A private cloud is also known as a corporate or internal cloud. Unlike in a public cloud where the services are readily available to anyone who wants to use them, a private cloud creates an environment that is solely engineered for the end-user. That’s to say that the underlying IT infrastructure is exclusively designed for a single customer, and it's isolated from other potential users.
Private cloud computing services come in two flavors from a management point of view. If you have the resources, you may choose to staff, manage, and maintain the underlying infrastructure. However, if the IT department is understaffed or underskilled, there's an option to have your private cloud managed by a third party.
A private cloud approach may be the solution for an IT team that wants to make the available resources on-demand but is reluctant to move to the public cloud due to compliance regulations and established policies. Businesses in the healthcare and banking industry, for instance, combine private cloud deployment with firewalls and encryption protocols to enhance their data security strategies.
Examples of private cloud in cloud computing include Ubuntu, Microsoft, HP Data Centers, and Elastra-private cloud.
Benefits of Private Cloud Technology
- Compliance to security regulations- businesses in heavily regulated industries, such as healthcare and finance, benefit from an additional safety level because sensitive data is held on private hardware that outsiders can't access easily.

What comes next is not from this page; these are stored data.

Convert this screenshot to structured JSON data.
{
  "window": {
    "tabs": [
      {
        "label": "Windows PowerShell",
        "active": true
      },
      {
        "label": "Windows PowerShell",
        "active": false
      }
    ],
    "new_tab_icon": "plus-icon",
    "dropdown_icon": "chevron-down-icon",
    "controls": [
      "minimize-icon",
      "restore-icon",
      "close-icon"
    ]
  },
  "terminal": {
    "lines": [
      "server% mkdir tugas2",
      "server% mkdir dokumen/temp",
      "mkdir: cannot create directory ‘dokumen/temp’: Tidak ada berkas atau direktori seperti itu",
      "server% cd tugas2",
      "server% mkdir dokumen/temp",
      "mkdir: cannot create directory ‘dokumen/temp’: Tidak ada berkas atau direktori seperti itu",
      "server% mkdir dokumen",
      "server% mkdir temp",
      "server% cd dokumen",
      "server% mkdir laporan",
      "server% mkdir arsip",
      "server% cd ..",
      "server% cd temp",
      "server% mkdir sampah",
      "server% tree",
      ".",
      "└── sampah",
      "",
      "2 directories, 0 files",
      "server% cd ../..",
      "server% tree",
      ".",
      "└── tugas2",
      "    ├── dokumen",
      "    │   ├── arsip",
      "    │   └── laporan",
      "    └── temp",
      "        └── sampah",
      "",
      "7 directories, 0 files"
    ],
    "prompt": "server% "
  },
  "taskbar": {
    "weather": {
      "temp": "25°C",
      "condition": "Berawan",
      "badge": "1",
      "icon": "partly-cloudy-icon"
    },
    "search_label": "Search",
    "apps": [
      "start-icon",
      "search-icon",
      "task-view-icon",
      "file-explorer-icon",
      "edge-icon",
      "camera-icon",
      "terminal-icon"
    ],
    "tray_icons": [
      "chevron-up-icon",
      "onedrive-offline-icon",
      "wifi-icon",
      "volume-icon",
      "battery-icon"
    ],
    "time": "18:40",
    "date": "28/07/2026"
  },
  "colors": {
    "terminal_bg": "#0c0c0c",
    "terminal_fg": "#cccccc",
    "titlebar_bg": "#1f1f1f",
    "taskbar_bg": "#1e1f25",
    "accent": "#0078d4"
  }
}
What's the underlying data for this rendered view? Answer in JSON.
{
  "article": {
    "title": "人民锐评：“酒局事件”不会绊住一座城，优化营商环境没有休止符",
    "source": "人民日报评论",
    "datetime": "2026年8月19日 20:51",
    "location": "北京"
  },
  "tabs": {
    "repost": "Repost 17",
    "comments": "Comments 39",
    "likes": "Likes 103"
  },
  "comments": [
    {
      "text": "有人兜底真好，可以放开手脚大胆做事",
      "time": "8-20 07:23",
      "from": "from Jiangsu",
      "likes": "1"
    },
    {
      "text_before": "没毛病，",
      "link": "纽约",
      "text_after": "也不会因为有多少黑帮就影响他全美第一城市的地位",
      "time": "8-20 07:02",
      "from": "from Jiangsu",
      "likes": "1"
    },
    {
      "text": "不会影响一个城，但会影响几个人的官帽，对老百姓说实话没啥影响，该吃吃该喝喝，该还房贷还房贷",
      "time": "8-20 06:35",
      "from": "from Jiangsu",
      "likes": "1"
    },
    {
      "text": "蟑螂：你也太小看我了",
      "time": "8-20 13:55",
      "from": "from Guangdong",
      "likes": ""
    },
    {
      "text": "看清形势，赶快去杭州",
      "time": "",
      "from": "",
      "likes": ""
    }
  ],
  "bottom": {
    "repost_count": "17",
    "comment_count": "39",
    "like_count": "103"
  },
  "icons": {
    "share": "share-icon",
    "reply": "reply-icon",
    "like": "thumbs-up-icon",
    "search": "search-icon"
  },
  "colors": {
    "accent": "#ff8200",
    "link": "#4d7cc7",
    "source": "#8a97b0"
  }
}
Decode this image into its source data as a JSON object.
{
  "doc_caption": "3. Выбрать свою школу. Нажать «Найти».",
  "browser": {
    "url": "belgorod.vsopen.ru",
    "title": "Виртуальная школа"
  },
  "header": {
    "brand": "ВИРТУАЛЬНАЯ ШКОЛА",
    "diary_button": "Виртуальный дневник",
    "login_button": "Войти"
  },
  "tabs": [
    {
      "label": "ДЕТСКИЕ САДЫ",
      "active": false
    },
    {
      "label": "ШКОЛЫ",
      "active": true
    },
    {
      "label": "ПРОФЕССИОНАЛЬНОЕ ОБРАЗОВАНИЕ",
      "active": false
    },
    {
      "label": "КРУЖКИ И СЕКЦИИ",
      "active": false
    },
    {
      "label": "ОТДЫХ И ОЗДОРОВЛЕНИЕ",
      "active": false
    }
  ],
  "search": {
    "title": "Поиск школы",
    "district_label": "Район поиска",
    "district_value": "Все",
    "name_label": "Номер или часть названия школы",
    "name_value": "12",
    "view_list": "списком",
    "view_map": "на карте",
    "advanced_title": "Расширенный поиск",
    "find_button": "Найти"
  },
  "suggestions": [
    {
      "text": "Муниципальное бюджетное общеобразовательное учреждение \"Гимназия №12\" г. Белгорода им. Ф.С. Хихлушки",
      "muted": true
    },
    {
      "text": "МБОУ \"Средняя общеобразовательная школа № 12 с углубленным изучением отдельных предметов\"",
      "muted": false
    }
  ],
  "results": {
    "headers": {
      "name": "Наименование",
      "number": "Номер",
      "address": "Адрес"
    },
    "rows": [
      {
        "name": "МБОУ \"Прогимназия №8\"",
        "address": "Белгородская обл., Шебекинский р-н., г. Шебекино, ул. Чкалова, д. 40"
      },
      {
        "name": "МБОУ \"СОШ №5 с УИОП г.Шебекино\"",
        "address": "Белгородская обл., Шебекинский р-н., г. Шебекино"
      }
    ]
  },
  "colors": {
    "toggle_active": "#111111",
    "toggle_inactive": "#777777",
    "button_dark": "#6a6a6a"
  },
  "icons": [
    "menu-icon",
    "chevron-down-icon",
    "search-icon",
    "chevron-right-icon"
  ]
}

- Control- because private cloud infrastructures are located on-site or at a third-party data center provider, it's easy for the IT team to access and make any necessary changes. They can also scale the resources according to the organization's needs and even predict or detect downtime and bottlenecks early enough.
- Customization- taking a private cloud approach also allows the business to customize the platform to its needs. The organization can consider its scalability, availability, and security policies and configure the cloud's underlying infrastructure to suit these needs.
A hybrid cloud is a computing approach that mixes public and private cloud services with on-premises infrastructure to create a single working environment. Such an IT environment also requires orchestration software for effective communication between the services.
In a hybrid cloud model approach, the IT team deploys its workloads in a public or private cloud and uses the orchestration tool to switch between the 2 work areas depending on cost and computing needs.
Hybrid and multi-cloud environments should not be confused. The most significant difference between these 2 is that a multi-cloud working area combines several public cloud services but does not involve on-premises or private cloud services.
Benefits of Hybrid Cloud
- Flexibility- in a hybrid environment, enterprises can switch from traditional systems to modern cloud technology when necessary.
- Agility- an organization can offer more resource options when using a hybrid cloud model than when using a physical data center.
- Effective cost management- thanks to this model's flexibility attribute, hybrid cloud users can control cost management by going with the cheapest option between running their workloads on-premises infrastructure or in private and public clouds.
As the digital world continues to expand and more businesses are now required to have an online presence, there is no doubt that technology will play an even more prominent role in the future.